Vacationing before his marriage, Jérôme is encouraged by his novelist friend Aurora to flirt with Laura, her host's teenage daughter. However, the thirtysomething diplomat is more intrigued by her capricious sister, Claire.
As a critic at Cahiers du Cinéma, Eric Rohmer had acquiesced in the house denunciation of the literate style of French film-making that François Truffaut had branded `cinéma du papa'. Yet, the fifth of Rohmer's six Moral Tales is tantamount to a filmic novel. Gone is the spirit of improvisation that had inspired the dialogue in La Collectionneuse and in its place comes a sense of meticulous manipulation, as Rohmer appears to preside over proceedings like an author assembling notes and sketches to achieve a fuller understanding of his characters.
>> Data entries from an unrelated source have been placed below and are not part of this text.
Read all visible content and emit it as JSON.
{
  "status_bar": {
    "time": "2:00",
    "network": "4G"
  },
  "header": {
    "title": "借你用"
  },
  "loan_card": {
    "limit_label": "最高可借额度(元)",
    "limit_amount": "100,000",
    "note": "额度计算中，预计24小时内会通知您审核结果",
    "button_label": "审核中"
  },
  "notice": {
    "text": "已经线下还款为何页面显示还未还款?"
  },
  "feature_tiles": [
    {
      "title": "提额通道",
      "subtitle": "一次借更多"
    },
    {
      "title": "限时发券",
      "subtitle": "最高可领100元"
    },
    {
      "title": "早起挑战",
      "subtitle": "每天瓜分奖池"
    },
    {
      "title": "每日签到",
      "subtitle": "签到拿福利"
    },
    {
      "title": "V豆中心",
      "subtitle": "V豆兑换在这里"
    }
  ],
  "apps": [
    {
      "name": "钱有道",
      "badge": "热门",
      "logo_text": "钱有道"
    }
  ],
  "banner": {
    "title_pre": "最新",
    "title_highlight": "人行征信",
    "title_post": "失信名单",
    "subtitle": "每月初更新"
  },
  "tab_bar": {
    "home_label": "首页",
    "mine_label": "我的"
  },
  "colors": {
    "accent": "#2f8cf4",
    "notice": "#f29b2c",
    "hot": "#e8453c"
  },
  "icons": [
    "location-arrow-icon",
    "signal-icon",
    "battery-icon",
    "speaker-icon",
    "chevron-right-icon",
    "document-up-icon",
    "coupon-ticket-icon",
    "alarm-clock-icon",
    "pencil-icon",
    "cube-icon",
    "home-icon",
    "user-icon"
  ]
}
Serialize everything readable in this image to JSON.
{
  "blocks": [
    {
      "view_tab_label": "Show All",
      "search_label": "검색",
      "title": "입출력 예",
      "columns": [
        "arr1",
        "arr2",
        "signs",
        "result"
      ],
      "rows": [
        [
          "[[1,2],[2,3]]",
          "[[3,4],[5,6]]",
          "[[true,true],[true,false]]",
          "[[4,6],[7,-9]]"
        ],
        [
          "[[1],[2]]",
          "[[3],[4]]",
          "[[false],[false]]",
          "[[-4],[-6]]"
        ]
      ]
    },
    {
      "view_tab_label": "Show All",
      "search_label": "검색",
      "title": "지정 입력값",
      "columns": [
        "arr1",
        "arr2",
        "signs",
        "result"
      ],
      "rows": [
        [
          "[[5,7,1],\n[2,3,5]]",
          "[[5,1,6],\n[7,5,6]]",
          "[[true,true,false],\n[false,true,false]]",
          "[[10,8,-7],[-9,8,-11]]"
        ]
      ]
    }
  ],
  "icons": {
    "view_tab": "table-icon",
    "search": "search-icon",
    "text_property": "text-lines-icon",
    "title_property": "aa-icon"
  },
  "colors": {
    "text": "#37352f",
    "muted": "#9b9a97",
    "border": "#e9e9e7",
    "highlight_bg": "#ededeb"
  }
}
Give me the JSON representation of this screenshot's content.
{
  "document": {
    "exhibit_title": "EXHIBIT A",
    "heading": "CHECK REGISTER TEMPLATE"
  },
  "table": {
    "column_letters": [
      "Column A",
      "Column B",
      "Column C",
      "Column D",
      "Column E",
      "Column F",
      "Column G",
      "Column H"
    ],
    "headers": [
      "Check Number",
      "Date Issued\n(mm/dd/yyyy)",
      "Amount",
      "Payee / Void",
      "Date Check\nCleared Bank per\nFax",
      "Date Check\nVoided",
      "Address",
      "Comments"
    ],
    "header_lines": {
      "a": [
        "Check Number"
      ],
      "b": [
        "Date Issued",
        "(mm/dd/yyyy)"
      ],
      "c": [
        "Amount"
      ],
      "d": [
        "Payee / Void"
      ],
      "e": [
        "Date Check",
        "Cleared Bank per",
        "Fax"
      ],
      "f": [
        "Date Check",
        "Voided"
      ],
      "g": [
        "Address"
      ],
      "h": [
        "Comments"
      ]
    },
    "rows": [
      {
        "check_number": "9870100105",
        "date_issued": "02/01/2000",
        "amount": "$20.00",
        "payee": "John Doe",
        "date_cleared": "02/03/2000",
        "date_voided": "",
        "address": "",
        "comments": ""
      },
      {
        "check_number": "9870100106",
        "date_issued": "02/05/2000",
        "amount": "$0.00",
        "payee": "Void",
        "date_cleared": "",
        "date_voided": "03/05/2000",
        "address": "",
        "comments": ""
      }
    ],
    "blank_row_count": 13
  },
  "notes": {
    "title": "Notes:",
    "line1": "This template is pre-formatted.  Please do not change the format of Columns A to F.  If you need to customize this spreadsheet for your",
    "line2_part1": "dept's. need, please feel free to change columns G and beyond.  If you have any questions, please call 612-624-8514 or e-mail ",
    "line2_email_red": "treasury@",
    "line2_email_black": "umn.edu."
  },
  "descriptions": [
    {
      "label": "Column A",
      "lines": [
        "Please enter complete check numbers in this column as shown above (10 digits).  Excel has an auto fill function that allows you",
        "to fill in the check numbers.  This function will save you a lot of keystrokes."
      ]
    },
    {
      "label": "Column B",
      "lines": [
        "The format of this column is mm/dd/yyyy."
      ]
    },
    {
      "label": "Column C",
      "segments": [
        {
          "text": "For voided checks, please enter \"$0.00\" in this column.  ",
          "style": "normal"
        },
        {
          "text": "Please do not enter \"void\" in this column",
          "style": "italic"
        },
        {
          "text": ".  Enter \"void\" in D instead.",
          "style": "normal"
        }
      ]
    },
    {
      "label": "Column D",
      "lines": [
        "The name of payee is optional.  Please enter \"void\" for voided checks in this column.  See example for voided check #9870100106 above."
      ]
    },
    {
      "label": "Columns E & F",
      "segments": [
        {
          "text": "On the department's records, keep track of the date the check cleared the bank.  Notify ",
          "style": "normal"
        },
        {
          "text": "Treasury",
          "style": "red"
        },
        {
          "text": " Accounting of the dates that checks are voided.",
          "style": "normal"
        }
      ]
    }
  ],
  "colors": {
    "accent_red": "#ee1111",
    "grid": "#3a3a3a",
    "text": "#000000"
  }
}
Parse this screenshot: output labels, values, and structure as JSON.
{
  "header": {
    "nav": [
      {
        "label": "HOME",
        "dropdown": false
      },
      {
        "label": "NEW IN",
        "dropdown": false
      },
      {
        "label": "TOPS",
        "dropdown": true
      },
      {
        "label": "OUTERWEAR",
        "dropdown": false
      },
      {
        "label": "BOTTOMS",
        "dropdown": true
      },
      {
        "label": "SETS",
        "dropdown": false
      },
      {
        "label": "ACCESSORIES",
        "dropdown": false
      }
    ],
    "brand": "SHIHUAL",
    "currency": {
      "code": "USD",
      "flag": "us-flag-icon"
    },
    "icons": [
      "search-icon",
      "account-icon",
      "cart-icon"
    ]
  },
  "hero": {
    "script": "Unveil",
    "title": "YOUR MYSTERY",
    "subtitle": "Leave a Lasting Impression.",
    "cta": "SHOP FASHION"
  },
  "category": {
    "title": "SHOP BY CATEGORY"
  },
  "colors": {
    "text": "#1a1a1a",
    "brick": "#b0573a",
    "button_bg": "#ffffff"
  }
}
Yet, this delicious comedy of manners never feels like a formal exercise, even though Jérôme and Aurora clearly approach their intellectual game from a professional perspective. Having set the intrigue in motion, Aurora sits back to observe like the novelist she is, while the diplomat in Jérôme rises to the challenge of satisfying Aurora's curiosity, managing Laura's crush and proving his own contention that a physical gesture can be stripped of erotic or emotional meaning - all while remaining faithful to Lucinde, the fiancée he loves, but for whom he feels little passion. Rohmer's genius for naturalistic conversation and the relaxed performances of his exemplary ensemble ensure that this deliciously illicit situation remains charming instead of becoming arch. But an equally significant factor is Nestor Almendros's seductive cinematography, whose greens and blues sustain the heady summer mood that separates this month by Lake Annecy from real life and, thus, ensures that Brialy's potential indiscretions (with all their fetishistic overtones) remain frivolously harmless. Rohmer pokes gentle fun at Jérôme's attempts to find a rational justification for his absurd contention that touching Claire's knee will not only improve his relationship with her, but also assuage his doubts about marriage. But he never judges him because, unlike other Rohmer protagonists, he's fully aware of his folly.
Delicately daring and deliciously witty, this encapsulates Rohmer's genius, its acute humanity and teasing erudition creating cinema's most erotic ethical thriller.